Nous marchons vers l’hiver à l’évidence, mais cet automne a été magnifique (j’en suis si plein encore qu’il est difficile de ne pas se sentir dépossédé). Les rousseurs merveilleuses sur fond du ciel bleu sont donc des splendeurs rouillées. Ce séjour aura tout de même fait mûrir des promesses mirifiques. Et comme je l’ai écrit à N*** et compte le redire à Aymeric — Aymeric que j’espère, dans une dissymétrie inverse à celle qui paraît désormais me lier à N***, ne pas avoir trop malmené — ce séjour m’a curieusement éprouvé, mais pas nécessairement (ou plutôt : pas seulement) au sens négatif du terme. Contrairement à ce que j’avais parfois pu croire auparavant, je ne suis pas sûr d’être assez mûr encore pour entamer une nouvelle histoire avec quelqu’un. Rencontrer N*** et Aymeric et me raconter nécessairement un peu m’ont fait mesurer combien je demeurais vulnérable.
Je me méfie néanmoins des dissymétries. Elles sauraient encore quelquefois me blesser : je reste (indécrottablement) sensible et pèche souvent par excès de sentimentalité. Lorsque je donne trop et qu’il me paraît ne pas assez recevoir en retour — même si l’amitié n’est pas si comptable (cela me rappelle un « post » que j’ai finalement supprimé… et qui devait, finalement, assez bien me représenter…) —, j’ai tendance à trouver particulièrement injuste l’incurie dont je suis l’objet.
Et que de relations dissymétriques, en l’occurrence, j’ai connues ! Et je ne parle évidemment pas seulement de celles qui me concernent !…
J’espère revenir. Je veux dire : j’aspire à retrouver avec la même intensité le bonheur à m’éprouver à autrui. C’est avec tendresse que je songe à François, à ses confidences à mi-mot, ce qu’il a dit de son problème d’alcool, ce qu’il a dit mezza-voce de ses regrets. Je sais qu’il y aura d’autres moments où nous serons ainsi de plain-pied. Il n’est plus bien sûr le garçon superbe qui se prenait pour Corto Maltese — et lui ressemblant assez dans ses amours compliquées, notamment, avec les femmes —, mais il donne plus sans doute qu’il ne le croit…

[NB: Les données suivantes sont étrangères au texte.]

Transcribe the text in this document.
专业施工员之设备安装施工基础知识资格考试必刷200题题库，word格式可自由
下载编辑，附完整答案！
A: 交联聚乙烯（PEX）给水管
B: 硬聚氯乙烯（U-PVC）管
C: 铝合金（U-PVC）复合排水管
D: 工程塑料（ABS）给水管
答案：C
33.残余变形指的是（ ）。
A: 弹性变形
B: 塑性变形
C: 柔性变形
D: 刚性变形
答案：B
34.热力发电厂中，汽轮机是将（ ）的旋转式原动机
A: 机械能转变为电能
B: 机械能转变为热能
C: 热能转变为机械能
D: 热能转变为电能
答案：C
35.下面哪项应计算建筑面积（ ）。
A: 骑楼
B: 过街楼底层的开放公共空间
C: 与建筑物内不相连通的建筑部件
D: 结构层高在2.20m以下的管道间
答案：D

Naturellement, je laisse invisibles quelques soubassements. Par pudeur, par respect pour autrui. Par la crainte que j’aurais aussi de les blesser. Il se peut que j’aie tort à ce sujet, mais je ne veux pas les livrer à la sagacité de quelque lecteur anonyme : la facilité avec laquelle N*** a reconnu JM alias L***, alors que je croyais avoir pris des précautions (il faut toutefois tenir compte du fait qu’ils se sont plusieurs fois rencontrés), m’a désarçonné.
… Je ne sais même pas si je publierai ces lignes, qui, à mesure, sont devenues de moins en moins « extimes », mais je me suis pris de passion à les écrire… Vraiment.